Differing Survival Outcomes
For the new study, the authors analyzed a large database of patients with advanced-stage lung cancer who were diagnosed from 2011 through 2019. They found that by the end of the study period, there was no difference in the use of immune checkpoint inhibitors between patients aged 55 and younger and those aged 75 and older; fewer than half of the patients in each group were receiving immune checkpoint inhibitors. However, the effect on survival outcomes differed dramatically; after immune checkpoint inhibitors were approved in 2015, survival increased from 11.5 months to 16 months among younger patients in 2019. In older patients, however, the median survival increased from 9.1 months to 10.2 months over the same period. This is below the 2- to 3-month threshold for clinical benefit that ASCO has defined as a clinically meaningful survival improvement for lung cancer.

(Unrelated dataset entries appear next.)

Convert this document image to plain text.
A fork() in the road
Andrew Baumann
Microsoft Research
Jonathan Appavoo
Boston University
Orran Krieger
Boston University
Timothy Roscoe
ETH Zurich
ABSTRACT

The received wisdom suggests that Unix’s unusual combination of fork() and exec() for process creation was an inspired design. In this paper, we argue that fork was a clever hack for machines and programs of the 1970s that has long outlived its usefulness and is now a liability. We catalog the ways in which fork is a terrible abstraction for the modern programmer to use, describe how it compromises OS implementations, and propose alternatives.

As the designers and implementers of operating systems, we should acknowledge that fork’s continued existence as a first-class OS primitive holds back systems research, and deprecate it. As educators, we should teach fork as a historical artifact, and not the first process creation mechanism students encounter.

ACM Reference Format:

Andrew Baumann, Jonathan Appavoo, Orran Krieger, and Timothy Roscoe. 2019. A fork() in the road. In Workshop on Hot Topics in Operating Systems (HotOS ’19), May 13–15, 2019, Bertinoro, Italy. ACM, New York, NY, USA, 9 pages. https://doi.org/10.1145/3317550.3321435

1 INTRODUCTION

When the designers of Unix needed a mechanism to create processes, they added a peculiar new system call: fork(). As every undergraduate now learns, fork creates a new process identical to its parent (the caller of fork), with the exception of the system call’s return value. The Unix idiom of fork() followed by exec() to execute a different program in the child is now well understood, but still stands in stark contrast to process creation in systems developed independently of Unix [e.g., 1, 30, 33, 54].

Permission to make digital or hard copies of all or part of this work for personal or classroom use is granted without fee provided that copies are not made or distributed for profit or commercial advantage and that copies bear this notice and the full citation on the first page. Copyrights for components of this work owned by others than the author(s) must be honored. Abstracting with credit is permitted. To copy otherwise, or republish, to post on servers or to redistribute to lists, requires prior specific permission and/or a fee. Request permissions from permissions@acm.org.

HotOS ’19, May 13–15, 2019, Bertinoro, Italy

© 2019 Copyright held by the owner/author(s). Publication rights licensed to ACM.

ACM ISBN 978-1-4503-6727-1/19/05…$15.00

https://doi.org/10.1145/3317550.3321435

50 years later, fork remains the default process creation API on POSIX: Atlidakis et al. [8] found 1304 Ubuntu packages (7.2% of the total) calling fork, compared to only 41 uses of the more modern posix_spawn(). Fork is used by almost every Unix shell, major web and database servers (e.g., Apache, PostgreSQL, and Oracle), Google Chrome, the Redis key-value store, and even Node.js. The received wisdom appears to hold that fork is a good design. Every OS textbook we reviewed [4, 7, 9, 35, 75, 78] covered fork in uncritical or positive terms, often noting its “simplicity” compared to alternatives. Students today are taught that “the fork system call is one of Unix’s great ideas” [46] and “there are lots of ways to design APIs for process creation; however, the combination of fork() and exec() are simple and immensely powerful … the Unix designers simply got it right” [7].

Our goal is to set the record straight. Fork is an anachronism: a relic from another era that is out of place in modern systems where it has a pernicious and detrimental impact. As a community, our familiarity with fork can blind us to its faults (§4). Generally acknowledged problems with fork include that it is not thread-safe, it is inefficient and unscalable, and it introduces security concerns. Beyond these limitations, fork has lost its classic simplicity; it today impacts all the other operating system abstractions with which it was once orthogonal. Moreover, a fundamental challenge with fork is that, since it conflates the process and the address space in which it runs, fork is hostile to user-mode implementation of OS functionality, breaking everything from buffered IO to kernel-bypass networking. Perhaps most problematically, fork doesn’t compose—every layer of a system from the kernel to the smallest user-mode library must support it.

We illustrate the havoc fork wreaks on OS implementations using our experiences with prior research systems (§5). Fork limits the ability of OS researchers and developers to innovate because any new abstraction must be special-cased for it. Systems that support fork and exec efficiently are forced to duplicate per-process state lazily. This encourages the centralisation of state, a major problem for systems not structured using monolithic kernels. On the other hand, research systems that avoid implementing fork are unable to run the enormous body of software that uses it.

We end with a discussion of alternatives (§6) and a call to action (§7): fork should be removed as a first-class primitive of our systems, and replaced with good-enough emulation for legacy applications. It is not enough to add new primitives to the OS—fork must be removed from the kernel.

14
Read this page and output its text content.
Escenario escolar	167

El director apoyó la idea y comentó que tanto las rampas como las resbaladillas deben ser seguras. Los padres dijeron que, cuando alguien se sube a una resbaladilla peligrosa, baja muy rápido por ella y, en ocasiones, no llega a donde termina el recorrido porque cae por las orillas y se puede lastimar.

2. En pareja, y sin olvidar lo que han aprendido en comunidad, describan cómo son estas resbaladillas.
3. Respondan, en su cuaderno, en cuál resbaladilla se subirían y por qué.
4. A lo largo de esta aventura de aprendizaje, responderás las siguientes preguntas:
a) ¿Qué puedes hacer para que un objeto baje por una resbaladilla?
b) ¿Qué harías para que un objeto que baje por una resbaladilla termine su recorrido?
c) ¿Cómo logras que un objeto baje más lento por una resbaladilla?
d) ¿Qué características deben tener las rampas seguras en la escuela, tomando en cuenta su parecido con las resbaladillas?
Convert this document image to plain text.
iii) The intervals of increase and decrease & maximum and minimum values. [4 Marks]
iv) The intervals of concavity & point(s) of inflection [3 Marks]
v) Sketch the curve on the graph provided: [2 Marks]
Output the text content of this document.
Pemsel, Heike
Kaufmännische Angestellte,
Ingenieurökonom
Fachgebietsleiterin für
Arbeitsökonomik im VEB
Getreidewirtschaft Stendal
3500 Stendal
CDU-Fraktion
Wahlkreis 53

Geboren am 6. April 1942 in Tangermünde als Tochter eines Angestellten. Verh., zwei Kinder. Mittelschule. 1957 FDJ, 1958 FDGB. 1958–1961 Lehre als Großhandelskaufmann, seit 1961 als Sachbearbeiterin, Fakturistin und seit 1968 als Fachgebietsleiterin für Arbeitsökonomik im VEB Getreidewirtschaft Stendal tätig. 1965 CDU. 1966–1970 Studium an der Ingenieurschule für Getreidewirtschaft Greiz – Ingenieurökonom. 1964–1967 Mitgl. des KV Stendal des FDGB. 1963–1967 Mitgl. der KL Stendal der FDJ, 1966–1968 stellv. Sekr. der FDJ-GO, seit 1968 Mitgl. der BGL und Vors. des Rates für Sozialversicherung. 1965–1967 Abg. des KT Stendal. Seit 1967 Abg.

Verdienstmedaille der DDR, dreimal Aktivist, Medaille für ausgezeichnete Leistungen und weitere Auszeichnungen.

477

“The use of immune checkpoint inhibitors has been touted as a ‘game changer’ in the treatment of lung cancer, but our findings show that the impact on older adults may not actually be clinically meaningful,” Dr. Gross added. “This is a wake-up call for patients, researchers, and policymakers: We need to determine which cancer treatments are effective in older patients, rather than relying on assumptions. These are life and death questions—we need evidence.”
Disclosure: Dr. Voruganti reported no conflicts of interest. Dr. Gross has received grants from Johnson & Johnson and AstraZeneca. For full disclosure information for the study authors, visit jamanetwork.com.
1. Voruganti T, Soulos PR, Mamtani R, et al: Association between age and survival trends in advanced non-small cell lung cancer after adoption of immunotherapy. JAMA. January 26, 2023 (early release online).